Schlaf, Klopapier, Maske, Drama und Spätschicht

Guten Morgen, immerhin 7 Stunden geschlafen, das ist okay. Die Sonne scheint und meine Vögel machen Krach. Die Mission Klopapier ist gestern gescheitert, war in 3 verschiedenen Läden, kein Klopapier, aber immerhin Seife. Dann aber entdeckt, das Amazon 4 Packungen Klopapier mit je 9 Rollen für knapp 11 Euro inklusive Versand anbietet, das fand ich dann akzeptabel, auch wenn das mehr Klopapier ist, als ich wollte. Was solls der Freund hat auch kein Klopapier, dann kann er welches mitnehmen. Gestern ist meine Stoffmaske angekommen, sie ist hübsch, aber so eine Maske tragen dann doch unangenehm. Solange man durch die Nase atmet geht es, aber da ich allergiebedingt viel durch den Mund atme, ist das schon gruselig, wenn die Maske sich dann durch das Atmen vor dem Gesicht bewegt. Für Fahrten mit den Öffentlichen und im Supermarkt trage ich sie aber. Gestern noch mehr Drama mit der besten Freundin, sie hat gerade einen hohen Redebedarf und ich bin da.
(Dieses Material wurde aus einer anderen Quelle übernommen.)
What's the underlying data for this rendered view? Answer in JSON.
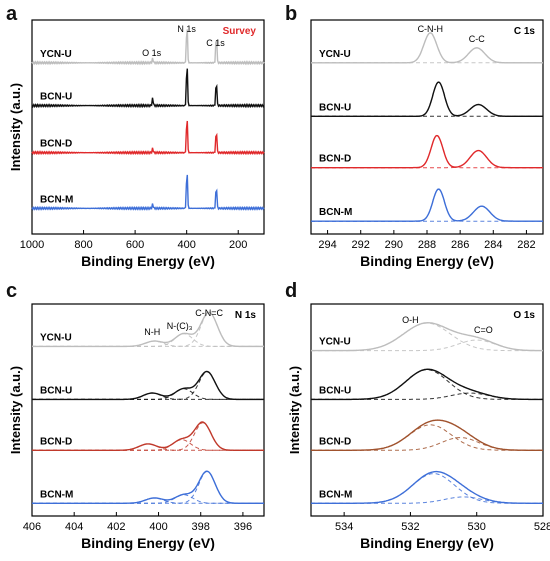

Geputzt gestern gar nicht, nur gestaubsaugt und Bettwäsche gewechselt, gekocht auch nicht, nur Bolognese aufgewärmt. Gestern also ein fauler Tag. Auch heute keine Pakete, es scheint gerade gar keine Paketlieferungen an meine Adresse zu geben. Ich hoffe wenigstens die Stoffmaske für meinen Freund, per Brief, kommt an. Abends dann noch in die Badewanne, neben dem Bett und Sofa mein liebster Ort derzeit. Ich muss derzeit sehr auf meine Schlafhygiene achten, Corona lädt dazu ein, einen völligen wirren und chaotischen Schlafrhythmus zu haben, das ist aber Gift für mich und meine seelische Gesundheit. Deswegen ein wenig Disziplin für mich, spätestens um 2 Uhr nachts ist Ruhe im Karton, ohne Widerrede. Der Kaffee schmeckt, die Kippe auch und irgendwie rast die Zeit seit Corona, vielleicht habe ich mein Zeitgefühl verloren, aktuell kann ich nicht ohne großes Nachdenken sagen, wie lange ich schon zu Hause sitze. Heute Spätdienst, ich hoffe, ich halte durch, im Büro ist die Spätschicht eine gute Sache, im Homeoffice eher ein langatmiges Problem. Auf in den Tag, alles wird wieder gut, irgendwann.